Lest you think that the Judiciary Committee is always looking for good lawyers with those exact qualifications, know also that the House Oversight and Government Reform Committee is also looking for “executive branch investigative counsel.”

“We’re being deluged with resumes, really impressive resumes,” said Adam Schiff (D-Calif.). “There will be no shortage of good candidates. The difficulty will be choosing among them.”

It seems as if Democrats are of a one-track-mind as it pertains to the upcoming 116th United States Congress. Impeachment of Donald Trump is first, everything else comes after that. The names of the expected committee chairpersons read like a Donald Trump enemies list.

Schiff, a frequent and outspoken critic of the president, is expected to lead the House Intelligence Committee. Earlier this month on CBS’s Face the Nation, Schiff said of the president, “There’s a very real prospect that on the day Donald Trump leaves office, the Justice Department may indict him, that he may be the first president in quite some time to face the real prospect of jail time.” In his role as chair of the Intelligence Committee, Schiff intends to focus on accusations of money laundering in connection with the Trump Organization.

Expected to hold the gavel in the House Financial Services Committee is Maxine Waters (D-Calif.), who has repeatedly called upon supporters to harass members of the Trump administration in public. Waters is expected to subpoena the president’s tax returns and investigate possible money laundering scheme involving the Duetsche Bank.

Elijah Cummings (D-Md.), who is expected to head the important House Oversight Committee recently told Reuters, “The most important thing for the Oversight Committee to do is to get back to regular order by obtaining documents and interviewing witnesses, and actually holding the Trump administration accountable to the American people.”

In the end, the House Judiciary Committee will be the one to decide whether there are sufficient grounds on which to move forward with impeachment proceedings.
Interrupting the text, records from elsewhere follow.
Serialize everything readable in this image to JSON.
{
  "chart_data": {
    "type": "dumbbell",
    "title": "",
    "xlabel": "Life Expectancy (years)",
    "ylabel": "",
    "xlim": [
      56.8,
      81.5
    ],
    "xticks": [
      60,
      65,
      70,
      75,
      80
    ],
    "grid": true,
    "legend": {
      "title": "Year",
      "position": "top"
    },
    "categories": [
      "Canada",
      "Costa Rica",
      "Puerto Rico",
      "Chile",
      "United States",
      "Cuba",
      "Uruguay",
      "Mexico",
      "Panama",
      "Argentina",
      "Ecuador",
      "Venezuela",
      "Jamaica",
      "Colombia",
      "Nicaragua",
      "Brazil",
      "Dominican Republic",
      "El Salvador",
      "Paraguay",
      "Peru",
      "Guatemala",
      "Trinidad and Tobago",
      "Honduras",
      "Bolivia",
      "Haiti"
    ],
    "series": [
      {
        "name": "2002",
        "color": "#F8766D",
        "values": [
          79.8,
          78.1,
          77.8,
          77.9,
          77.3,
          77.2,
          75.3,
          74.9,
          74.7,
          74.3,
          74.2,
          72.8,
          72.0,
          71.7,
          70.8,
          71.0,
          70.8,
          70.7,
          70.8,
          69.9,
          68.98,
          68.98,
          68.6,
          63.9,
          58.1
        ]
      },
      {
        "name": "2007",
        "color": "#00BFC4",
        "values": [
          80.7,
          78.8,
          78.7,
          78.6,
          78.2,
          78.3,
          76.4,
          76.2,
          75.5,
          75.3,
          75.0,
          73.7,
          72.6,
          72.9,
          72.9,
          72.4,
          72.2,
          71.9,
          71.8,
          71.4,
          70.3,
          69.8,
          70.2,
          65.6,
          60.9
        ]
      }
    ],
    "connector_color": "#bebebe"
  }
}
Expected to be the head of that committee is Jerrold Nadler (D-N.Y.), who has been described by Trump as, “one of the most egregious hacks in contemporary politics.”

Although Jerrold is signaling that he would only call for impeachment if there is bi-partisan support, he recently told Rolling Stone magazine, “I see my role as trying to protect the public from an administration that has trampled on constitutional liberties, trampled on democratic norms.”

All of these House committees are intended to provide oversight, but they all seem to be heading into the 116th Congress with prosecutorial attitudes. With the upcoming series of investigations, surely, they will find something that they can refer to as “evidence” of High Crimes and Misdemeanors. Is there any doubt that once the Democrats gather their so-called evidence that Nadler will press for impeachment in the Judiciary Committee?

But impeachment is not a forgone conclusion. The next House of Representatives will break 235 Democrats to 199 Republicans. Since a simple majority is all that is needed to move impeachment proceedings on to the Senate, those numbers might seem insurmountable; until you realize that not all 235 Democrats are from California, New York or Washington, D.C.

Those Democrats from flyover country will ultimately have to answer to their constituents; not Nancy Pelosi. Any vote to impeach based on flimsy evidence will not play well in swing districts in the middle of the country. So, not every Democrat is automatically a “yes” vote on impeachment.

If the Mueller Investigation or the various congressional witch-hunts don’t turn up any damning or irrefutable evidence of Trump wrongdoing, a conviction in the Senate — which calls for two-thirds supermajority vote —doesn’t seem likely, which will mean that House Democrats would have wasted a whole lot of time without the desired result of removing Donald Trump from the White House.